Yaşlılar daha önce bilgeliği ve tecrübeyi temsil ederken günümüzde dışlanan ve topluma artı değer katmayan grup olarak görülmeye başlanmıştır. Ancak günümüzde de yaşlılar bizim için çok değerlidir. Çünkü yaşlanma değerli bir şeydir. Yaşlılarla yaşamak toplumlara güç verir. Aslında toplumların gelişmesinde ve ilerlemesinde yaşlılar büyük bir fırsattır. Çünkü yaşlılar bilgi ve tecrübeleriyle topluma artı değer katar. Yaşlılarımızın deneyimleri bizleri manevi açıdan zenginleştirir.
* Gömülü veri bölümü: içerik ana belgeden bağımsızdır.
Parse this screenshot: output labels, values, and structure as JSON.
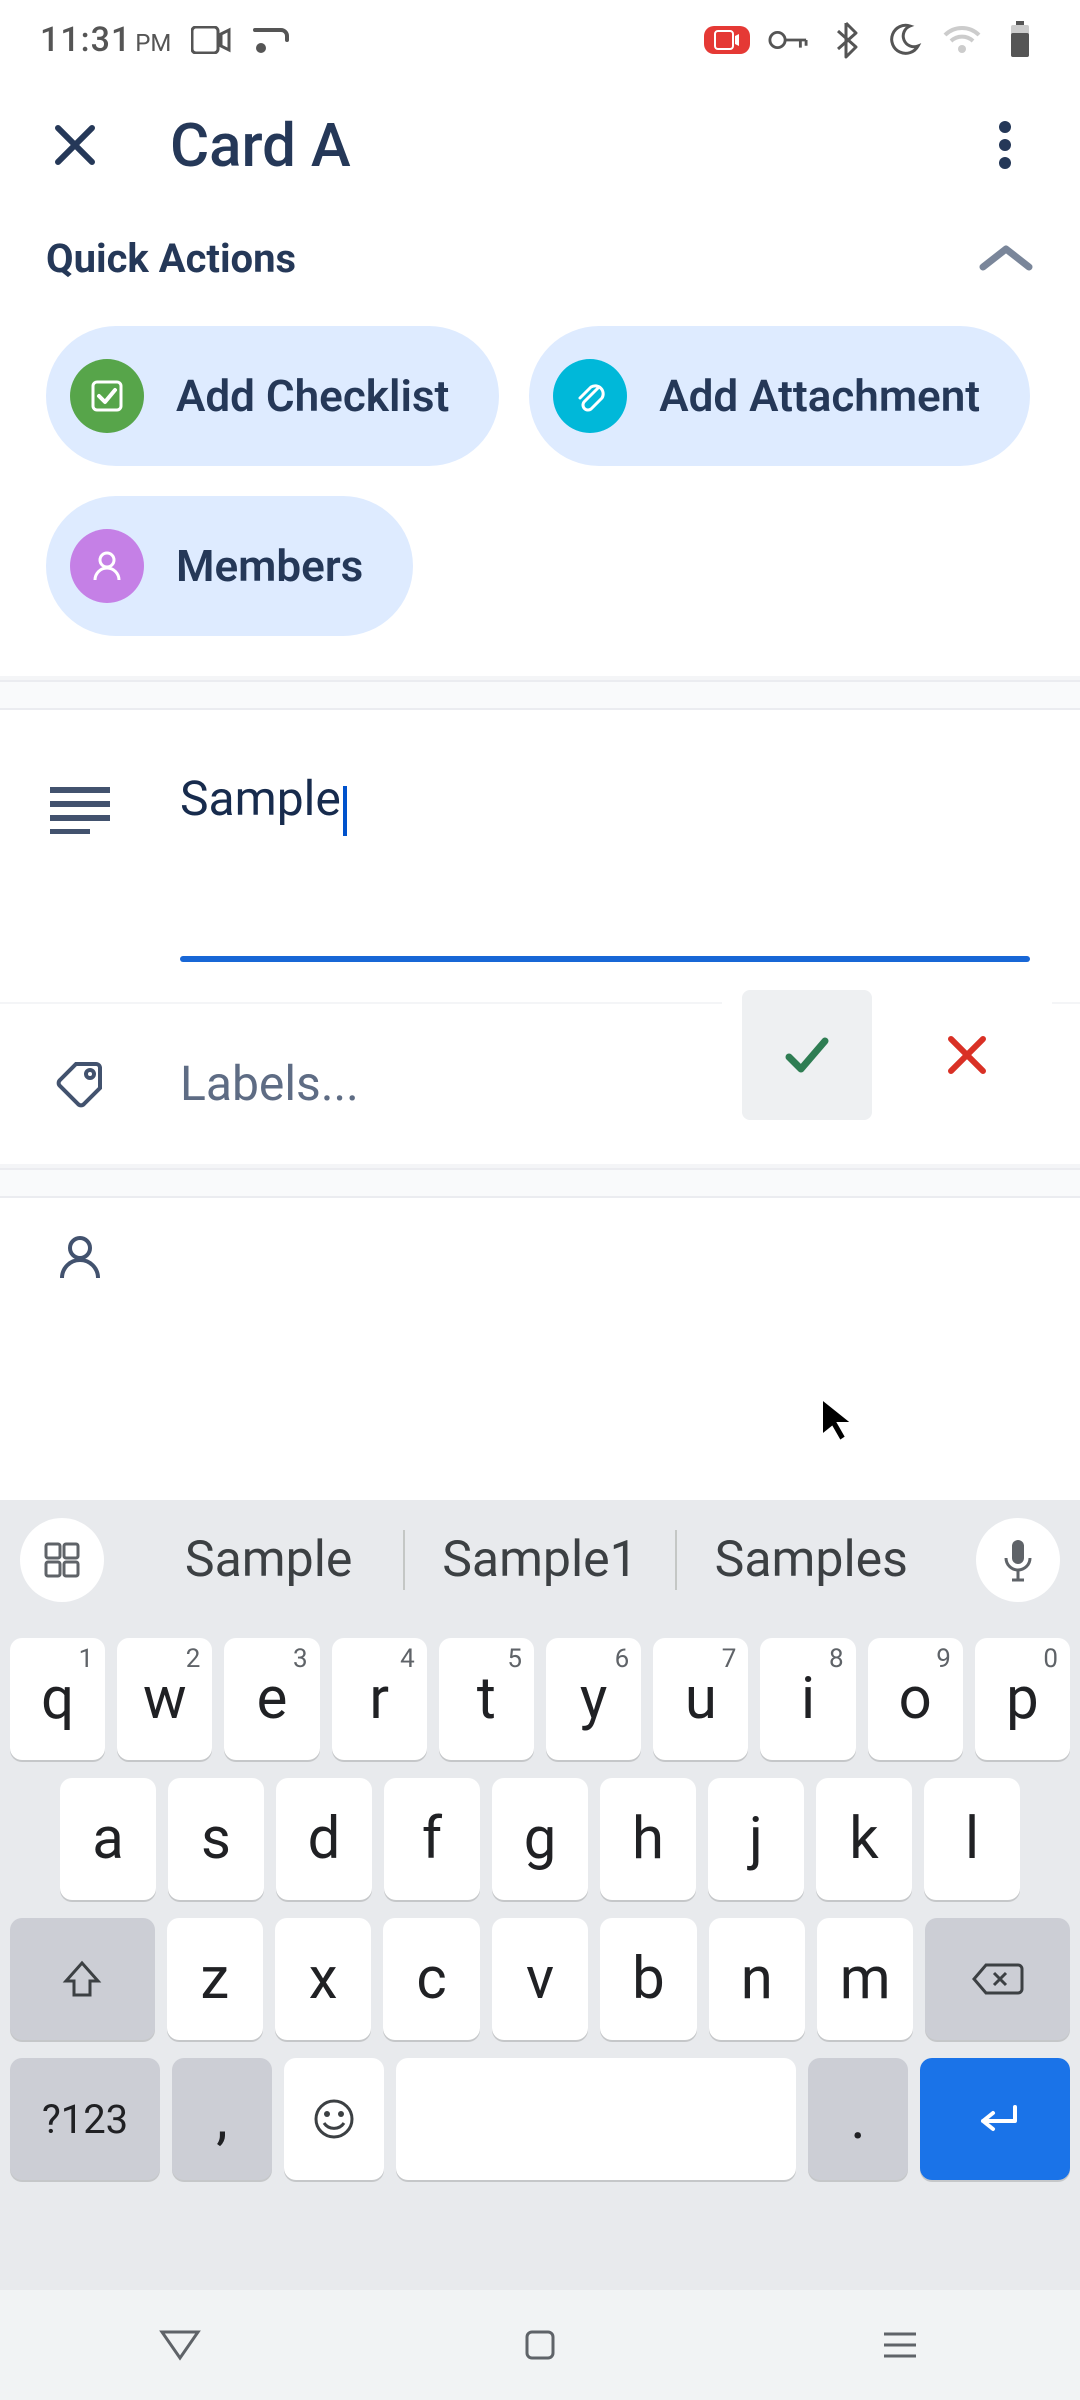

Yaşlılar, toplumun geri kalan fertlerine bilgilerini aktarır ve onlarda bu bilgilerden faydalanır. Bizim toplumumuza baktığımızda biraz değişimlerin olmasına rağmen yaşlılar hep değerli ve yol gösterici olarak görülür. Yaşlılarımızın aile içerisinde de çok büyük rolü vardır. Yaşlılarıyla etkileşim içerisinde olan ailelerin daha sağlıklı ve uzun ömürlü olduğu görülmektedir. Çünkü aile bireyleri arasındaki birliği sağlayan şey ailenin büyükleridir. Ailenin yaşlılarıyla aynı evde yaşamasına gerek yok. Onlarla etkileşim içerisinde olmaları bile ailedeki birliğe katkı sağlar.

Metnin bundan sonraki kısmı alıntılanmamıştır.